A new study from Manchester University has found shale gas to be one of the least sustainable forms of electricity generation currently available.

Shale gas

(Credit: anita_starzycka via CC)

The research, which looked at economic and social factors as well as environmental costs, placed shale gas seventh out of nine forms of generation, including coal, natural gas, nuclear and various renewables. To become the most sustainable option, the study claims fracked gas would need a 329-fold reduction in environmental impacts and a 16-fold increase in employment.

“Many countries are considering exploitation of shale gas but its overall sustainability is disputed,” said Prof Adisa Azapagic, from Manchester’s School of Chemical Engineering & Analytical Science. “Previous studies focused mainly on environmental aspects of shale gas, largely in the US, with scant information on socioeconomic aspects.

“To address this knowledge gap our research, for the first time, looks not only at the environmental impacts but the economic and social aspects of shale gas as well.
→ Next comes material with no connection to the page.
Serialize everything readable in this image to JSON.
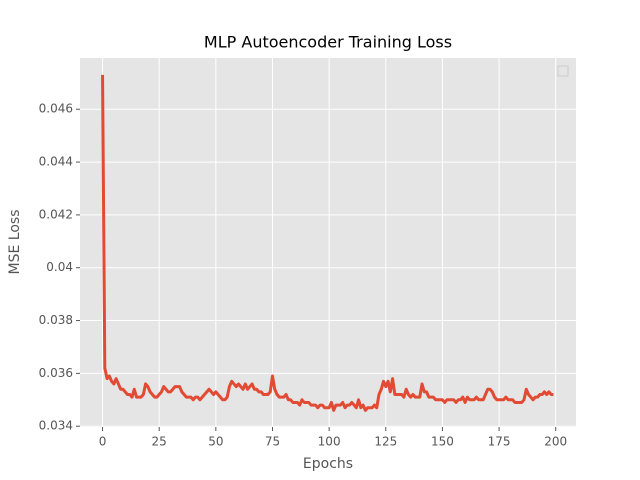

This enables us to evaluate its overall sustainability rather than focusing on single issues, such as water pollution, traffic and noise, which have dominated the debate on shale gas so far.”

Shale gas

(Credit: University of Manchester)

Published in the journal Science of The Total Environment, the UK-focused study compared the different forms of generation using 18 sustainability indicators. Of that total, 11 were environmental, including factors such as climate change impacts, toxicity, eutrophication and depletion of elements. The four social factors included employment and public support, while the three economic factors covered capital, fuel and levelised costs.

“The results of this study clearly show that, assuming equal importance of the environmental, economic and social aspects, shale gas ranks seventh out of the nine electricity options, which means most other options for electricity generation are more sustainable,” said Prof Azapagic.

“The results also suggest that any future electricity mix would be more sustainable with a lower rather than a higher share of shale gas.”